5 things about AI you may have missed today: News publishers to sue AI firms; police turns to AI and more
AI Roundup: Top News publishers to sue AI firms: Report, China's E-commerce platforms take to AI, police turn to AI to identify suspect and much more today.
Top news publishers to sue AI firms; China's e-commerce platforms to introduce AI hosts for sales; AI utilised for forecasting solar events; Kerala Police's AI face recognition system identifies suspect- this and more in our daily AI roundup. Let us take a look.
1. Top News publishers to sue AI firms
Major publishers, including The New York Times, News Corp, Axel Springer, and IAC, are uniting to sue prominent AI firms like Google and OpenAI, according to a report by Forbes. They aim to address concerns about AI using their content for generative models without proper attribution or links, affecting website traffic. IAC's CEO, Joey Levin, warns of AI's profound impact on news media. This move follows IAC Chairman Barry Diller's recent warning of AI's catastrophic effects on publishing. However, amidst these concerns, the Associated Press has signed a deal with OpenAI to licence their news stories' archive, with financial terms undisclosed.
2. China's E-commerce platforms to introduce AI hosts for sale livestream deals
Chinese e-commerce platforms are adopting generative AI technology to create virtual live-streaming hosts for round-the-clock sessions during major retail events like Singles' Day, according to a Firstpost report . This move is intensifying the competition in the live-streaming e-commerce sector, which already generates massive sales. However, the rise of AI-powered hosts also poses a threat to the livelihoods of over 400,000 human live-streamers across various platforms, including Alibaba's Taobao Live, Tencent's WeChat, and ByteDance's Douyin and Kuaishou Technology. The impact of generative AI on traditional occupations in China is becoming increasingly apparent.
3. AI utilised for forecasting Solar events
Researchers from the University of Graz in Austria and the Skolkovo Institute of Science and Technology in Russia have employed artificial intelligence to analyse the magnetic field in the upper atmosphere of the Sun. By using a neural network trained on physics data and integrated observational data, they successfully simulated the Sun's magnetic field, helping them better understand solar behaviour, such as sunspots and solar events. This discovery has significant implications for space weather prediction, crucial for our understanding of the Sun's impact on Earth and our survival.

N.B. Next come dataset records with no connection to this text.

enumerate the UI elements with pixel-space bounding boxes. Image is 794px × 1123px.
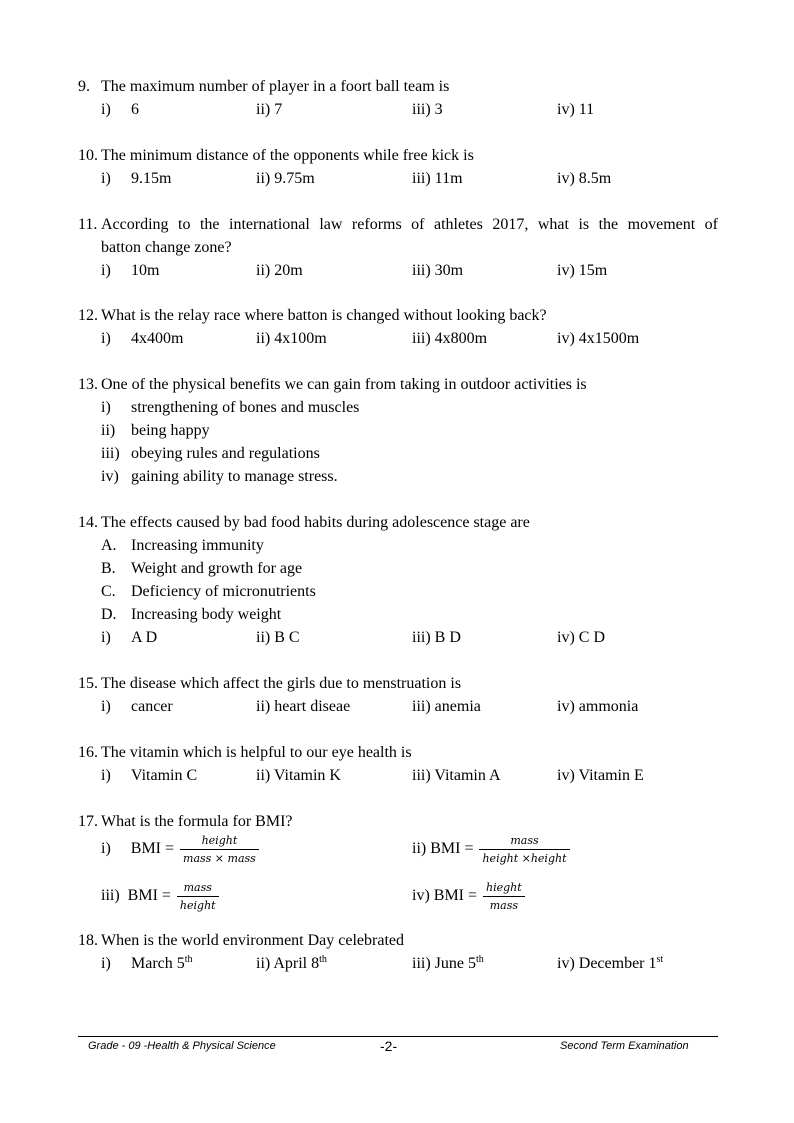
option-label: i) [101, 840, 111, 858]
question-14 [78, 511, 718, 649]
list-item-label: A. [101, 537, 117, 554]
list-item-label: iii) [101, 445, 120, 462]
list-item-text: Increasing immunity [131, 537, 264, 554]
question-text-line-2: batton change zone? [101, 239, 232, 256]
question-17 [78, 810, 718, 920]
option-4: iv) 4x1500m [557, 330, 640, 347]
options-row [78, 167, 718, 190]
question-11 [78, 213, 718, 282]
option-label: i) [101, 101, 111, 118]
fraction-numerator: hieght [483, 880, 525, 897]
formula-option-1 [101, 833, 259, 866]
options-row [78, 952, 718, 975]
option-text: ii) April 8 [256, 955, 320, 972]
option-4: iv) 11 [557, 101, 595, 118]
option-2 [256, 952, 327, 975]
option-label: i) [101, 955, 111, 972]
formula-lhs: BMI = [130, 840, 175, 858]
option-2: ii) 20m [256, 262, 303, 279]
list-item [78, 419, 718, 442]
formula-option-3 [101, 880, 219, 913]
option-1: Vitamin C [131, 767, 198, 784]
option-2: ii) 7 [256, 101, 283, 118]
list-item [78, 557, 718, 580]
question-number: 12. [78, 307, 98, 324]
option-1: A D [131, 629, 158, 646]
option-3: iii) 3 [412, 101, 443, 118]
fraction-denominator: height ×height [482, 852, 567, 865]
option-4: iv) 15m [557, 262, 608, 279]
option-3: iii) anemia [412, 698, 481, 715]
question-number: 13. [78, 376, 98, 393]
question-text: When is the world environment Day celebrated [101, 932, 404, 949]
option-4: iv) 8.5m [557, 170, 612, 187]
option-1 [131, 952, 193, 975]
formula-option-4 [412, 880, 525, 913]
options-row [78, 695, 718, 718]
fraction-denominator: mass × mass [183, 852, 256, 865]
option-2: ii) Vitamin K [256, 767, 341, 784]
question-number: 10. [78, 147, 98, 164]
list-item [78, 442, 718, 465]
option-text: iii) June 5 [412, 955, 476, 972]
question-10 [78, 144, 718, 190]
question-13 [78, 373, 718, 488]
formula-lhs: BMI = [127, 887, 171, 905]
option-3: iii) 30m [412, 262, 464, 279]
list-item [78, 603, 718, 626]
list-item-text: being happy [131, 422, 210, 439]
question-12 [78, 304, 718, 350]
option-4: iv) C D [557, 629, 605, 646]
option-2: ii) 9.75m [256, 170, 315, 187]
option-label: i) [101, 170, 111, 187]
list-item-label: C. [101, 583, 116, 600]
footer-subject: Grade - 09 -Health & Physical Science [88, 1040, 276, 1052]
options-row [78, 259, 718, 282]
list-item-text: Weight and growth for age [131, 560, 303, 577]
option-4: iv) ammonia [557, 698, 639, 715]
option-3: iii) 4x800m [412, 330, 488, 347]
question-9 [78, 75, 718, 121]
list-item-text: obeying rules and regulations [131, 445, 320, 462]
question-text: The effects caused by bad food habits during adolescence stage are [101, 514, 530, 531]
question-text: What is the relay race where batton is changed without looking back? [101, 307, 547, 324]
list-item [78, 396, 718, 419]
list-item-text: Increasing body weight [131, 606, 282, 623]
option-4: iv) Vitamin E [557, 767, 644, 784]
fraction [180, 833, 259, 866]
list-item-label: iv) [101, 468, 119, 485]
question-number: 14. [78, 514, 98, 531]
question-text: What is the formula for BMI? [101, 813, 293, 830]
list-item-text: Deficiency of micronutrients [131, 583, 316, 600]
list-item [78, 465, 718, 488]
question-number: 17. [78, 813, 98, 830]
question-number: 11. [78, 216, 98, 233]
ordinal-suffix: th [476, 954, 484, 965]
list-item [78, 534, 718, 557]
fraction-denominator: height [179, 899, 216, 912]
question-text: The disease which affect the girls due to menstruation is [101, 675, 462, 692]
page-number: -2- [380, 1038, 398, 1054]
question-number: 15. [78, 675, 98, 692]
options-row [78, 764, 718, 787]
option-label: iii) [101, 887, 120, 905]
option-text: iv) December 1 [557, 955, 657, 972]
list-item-text: strengthening of bones and muscles [131, 399, 360, 416]
fraction-numerator: mass [479, 833, 569, 850]
ordinal-suffix: th [319, 954, 327, 965]
question-number: 18. [78, 932, 98, 949]
formula-lhs: BMI = [433, 887, 478, 905]
question-text: The maximum number of player in a foort ball team is [101, 78, 450, 95]
options-row [78, 327, 718, 350]
list-item-label: B. [101, 560, 116, 577]
option-2: ii) heart diseae [256, 698, 351, 715]
fraction [177, 880, 219, 913]
option-label: i) [101, 262, 111, 279]
option-2: ii) 4x100m [256, 330, 327, 347]
formula-option-2 [412, 833, 570, 866]
fraction-numerator: height [180, 833, 259, 850]
option-4 [557, 952, 663, 975]
formula-lhs: BMI = [430, 840, 474, 858]
question-text-line-1: According to the international law reforms of athletes 2017, what is the movement of [101, 216, 718, 233]
option-label: i) [101, 330, 111, 347]
list-item [78, 580, 718, 603]
question-text: One of the physical benefits we can gain from taking in outdoor activities is [101, 376, 587, 393]
question-18 [78, 929, 718, 975]
fraction [483, 880, 525, 913]
option-1: 10m [131, 262, 160, 279]
ordinal-suffix: st [656, 954, 664, 965]
option-3: iii) Vitamin A [412, 767, 501, 784]
option-label: i) [101, 698, 111, 715]
option-1: 4x400m [131, 330, 184, 347]
options-row [78, 626, 718, 649]
ordinal-suffix: th [184, 954, 193, 965]
option-label: i) [101, 629, 111, 646]
footer-divider [78, 1036, 718, 1037]
option-2: ii) B C [256, 629, 300, 646]
option-3: iii) 11m [412, 170, 463, 187]
question-16 [78, 741, 718, 787]
footer-exam: Second Term Examination [560, 1040, 689, 1052]
option-label: i) [101, 767, 111, 784]
question-text: The vitamin which is helpful to our eye health is [101, 744, 412, 761]
fraction-numerator: mass [177, 880, 219, 897]
list-item-text: gaining ability to manage stress. [131, 468, 338, 485]
question-text: The minimum distance of the opponents while free kick is [101, 147, 474, 164]
fraction-denominator: mass [489, 899, 518, 912]
option-3 [412, 952, 484, 975]
option-3: iii) B D [412, 629, 461, 646]
question-number: 9. [78, 78, 90, 95]
option-label: ii) [412, 840, 427, 858]
options-row [78, 98, 718, 121]
list-item-label: ii) [101, 422, 116, 439]
list-item-label: D. [101, 606, 117, 623]
list-item-label: i) [101, 399, 111, 416]
fraction [479, 833, 569, 866]
option-1: 9.15m [131, 170, 172, 187]
option-1: 6 [131, 101, 139, 118]
question-15 [78, 672, 718, 718]
option-label: iv) [412, 887, 430, 905]
option-text: March 5 [131, 955, 185, 972]
option-1: cancer [131, 698, 173, 715]
question-number: 16. [78, 744, 98, 761]
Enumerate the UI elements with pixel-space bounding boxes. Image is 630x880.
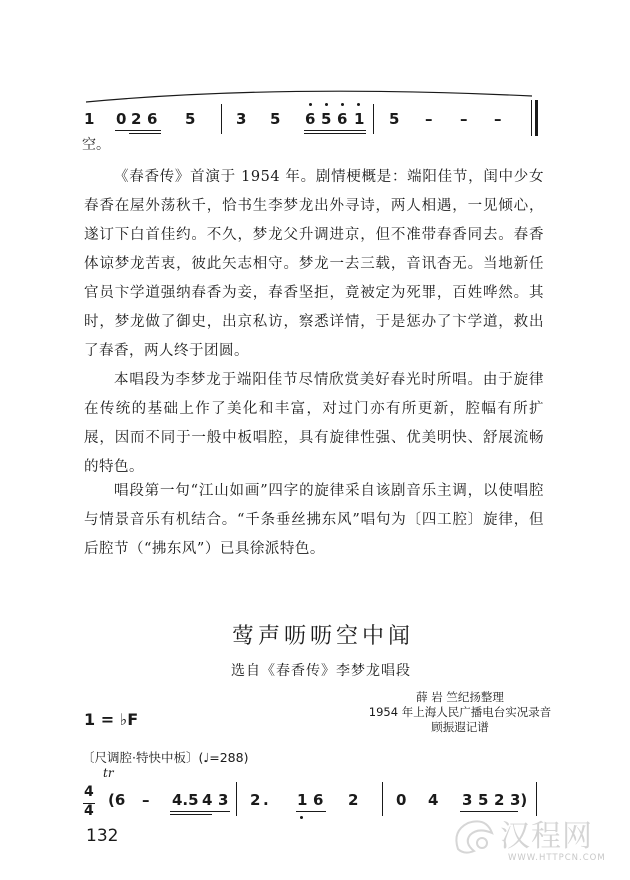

4. Kerala Police's AI face recognition system identifies suspect
The Kerala Police has incorporated an AI-powered Face Recognition System (FRS) into its 'iCops' mobile app, aiding in the identification of criminals through advanced facial recognition technology, according to mathrubhumi.com. By comparing images of suspects with a database of 1.5 lakh pictures of criminals, the system allows for quick identification of individuals. In a recent case of attempted theft at St. Anthony's Church, the FRS helped identify the suspect, Kader Basha, who had multiple pending cases against him in various districts. Developed by technical expert police officers of the CCTNS division, the FRS has proved to be valuable in law enforcement efforts.
5. Salesforce CEO shares his AI predictions
Salesforce CEO emphasises the significance of responsible AI use and the future of work. He highlights that the impact of technologies depends on how we wield them. He was speaking to the Washington Post. To avoid drastic consequences like Hiroshima, a collective effort from various stakeholders, including companies, governments, and non-governmental organisations, is necessary. Collaboratively establishing guidelines for AI technology will enable a better understanding of its far-reaching implications.